Though an investigation has been underway since 2013, the case gained traction about three years later when French-Lebanese businessman Ziad Takieddine told the online investigative site Mediapart that he delivered suitcases from Libya containing $6.2 million in cash to Sarkozy and his former chief of staff, Claude Gueant.

Such a sum would be more than double the legal campaign funding limit at the time of the 2007 campaign. In addition, the alleged payments would violate French rules against foreign financing and declaring the source of campaign funds.

U.S. allots $2.5M to aid Venezuelans

U.S. President Donald Trump's administration is providing $2.5 million for emergency food and medicine assistance to Venezuelan migrants in Colombia in an effort to alleviate a humanitarian crisis in the region.

Most of the aid will be directed toward the border city of Cucuta, which has been overwhelmed in recent months by hundreds of thousands of Venezuelans fleeing hunger and economic turmoil.

The U.S. Agency for International Development said in a statement Tuesday that it will channel the funding through the Pan-American Health Organization and the United Nations' World Food Program.

The Trump administration is clamping down on President Nicolas Maduro's socialist government.

On Monday, it banned Americans from engaging in transactions with the government's new cryptocurrency, the petro, and repeated a threat that more-damaging oil sanctions could be in the works if the government doesn't free political prisoners and provide guarantees that an upcoming presidential election will be free and fair.

ISIS-slain Indians found, Iraq says

BAGHDAD -- Iraqi authorities have discovered a mass grave with the bodies of 38 Indian construction workers abducted when Islamic State militants overran the northern city of Mosul in 2014, officials said Tuesday.
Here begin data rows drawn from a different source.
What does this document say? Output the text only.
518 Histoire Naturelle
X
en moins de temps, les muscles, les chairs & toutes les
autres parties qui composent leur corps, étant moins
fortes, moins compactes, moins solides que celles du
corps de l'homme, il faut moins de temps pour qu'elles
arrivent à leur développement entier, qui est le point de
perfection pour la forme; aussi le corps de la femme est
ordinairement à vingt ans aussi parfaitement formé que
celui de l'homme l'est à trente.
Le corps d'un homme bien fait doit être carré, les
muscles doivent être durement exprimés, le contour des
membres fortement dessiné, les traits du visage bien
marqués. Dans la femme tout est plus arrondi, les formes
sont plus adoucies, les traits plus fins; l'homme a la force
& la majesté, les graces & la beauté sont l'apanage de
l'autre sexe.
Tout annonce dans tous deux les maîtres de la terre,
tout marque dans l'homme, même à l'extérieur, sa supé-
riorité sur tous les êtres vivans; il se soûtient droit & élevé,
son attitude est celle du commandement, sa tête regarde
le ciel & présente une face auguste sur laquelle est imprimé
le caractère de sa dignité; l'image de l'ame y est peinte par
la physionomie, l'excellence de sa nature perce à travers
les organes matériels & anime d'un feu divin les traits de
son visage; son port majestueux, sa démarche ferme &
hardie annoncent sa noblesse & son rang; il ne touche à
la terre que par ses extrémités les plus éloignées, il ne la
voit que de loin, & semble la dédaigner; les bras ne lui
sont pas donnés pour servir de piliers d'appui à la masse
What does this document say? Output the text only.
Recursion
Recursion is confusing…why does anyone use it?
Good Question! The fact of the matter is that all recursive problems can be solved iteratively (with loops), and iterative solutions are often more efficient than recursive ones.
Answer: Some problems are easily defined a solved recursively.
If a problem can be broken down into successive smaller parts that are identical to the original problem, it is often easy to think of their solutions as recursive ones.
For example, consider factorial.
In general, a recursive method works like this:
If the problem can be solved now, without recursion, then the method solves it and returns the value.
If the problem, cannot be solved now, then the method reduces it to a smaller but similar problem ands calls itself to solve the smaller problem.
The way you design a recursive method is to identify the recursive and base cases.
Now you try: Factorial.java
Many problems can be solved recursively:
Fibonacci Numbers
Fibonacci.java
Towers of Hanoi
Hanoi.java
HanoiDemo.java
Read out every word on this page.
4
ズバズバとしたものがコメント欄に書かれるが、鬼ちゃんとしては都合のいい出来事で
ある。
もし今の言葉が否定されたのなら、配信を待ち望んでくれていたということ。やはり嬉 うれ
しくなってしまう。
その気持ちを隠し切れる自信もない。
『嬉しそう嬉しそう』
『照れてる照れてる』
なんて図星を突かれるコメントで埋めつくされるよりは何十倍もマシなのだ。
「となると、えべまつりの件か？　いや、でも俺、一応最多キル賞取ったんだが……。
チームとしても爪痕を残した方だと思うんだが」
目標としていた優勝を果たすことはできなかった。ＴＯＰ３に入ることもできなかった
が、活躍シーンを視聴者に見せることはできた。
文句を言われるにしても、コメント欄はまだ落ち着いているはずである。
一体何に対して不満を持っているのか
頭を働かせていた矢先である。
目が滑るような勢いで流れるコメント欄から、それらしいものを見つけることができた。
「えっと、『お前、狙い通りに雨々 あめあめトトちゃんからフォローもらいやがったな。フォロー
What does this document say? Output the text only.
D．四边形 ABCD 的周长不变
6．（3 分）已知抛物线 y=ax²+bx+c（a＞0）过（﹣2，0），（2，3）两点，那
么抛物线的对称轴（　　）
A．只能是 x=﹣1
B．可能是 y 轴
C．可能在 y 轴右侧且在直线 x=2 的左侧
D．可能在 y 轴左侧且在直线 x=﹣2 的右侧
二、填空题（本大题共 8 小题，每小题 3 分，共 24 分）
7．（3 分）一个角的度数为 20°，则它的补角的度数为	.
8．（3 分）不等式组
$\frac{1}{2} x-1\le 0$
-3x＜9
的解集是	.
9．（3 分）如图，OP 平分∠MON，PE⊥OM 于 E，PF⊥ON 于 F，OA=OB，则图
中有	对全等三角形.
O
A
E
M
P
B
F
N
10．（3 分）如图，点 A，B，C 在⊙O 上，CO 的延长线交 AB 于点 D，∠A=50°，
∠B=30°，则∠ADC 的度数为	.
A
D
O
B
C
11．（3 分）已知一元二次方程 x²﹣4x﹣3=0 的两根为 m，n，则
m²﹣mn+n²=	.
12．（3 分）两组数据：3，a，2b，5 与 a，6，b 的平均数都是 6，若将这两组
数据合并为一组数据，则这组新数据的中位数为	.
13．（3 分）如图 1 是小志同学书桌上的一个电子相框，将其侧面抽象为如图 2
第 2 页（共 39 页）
The bodies were found buried near the village of Badush, northwest of Mosul, in an area that Iraqi forces recaptured in July.

The killing was a "heinous crime carried out by Daesh terrorist gangs," Iraqi official Najiha Abdul-Amir al-Shimari told reporters. Daesh is the Arabic acronym for the Islamic State extremist group.

The abducted workers, most from northern India, had been employed by a construction company operating near Mosul when militants captured wide swaths of northern Iraq in the summer of 2014.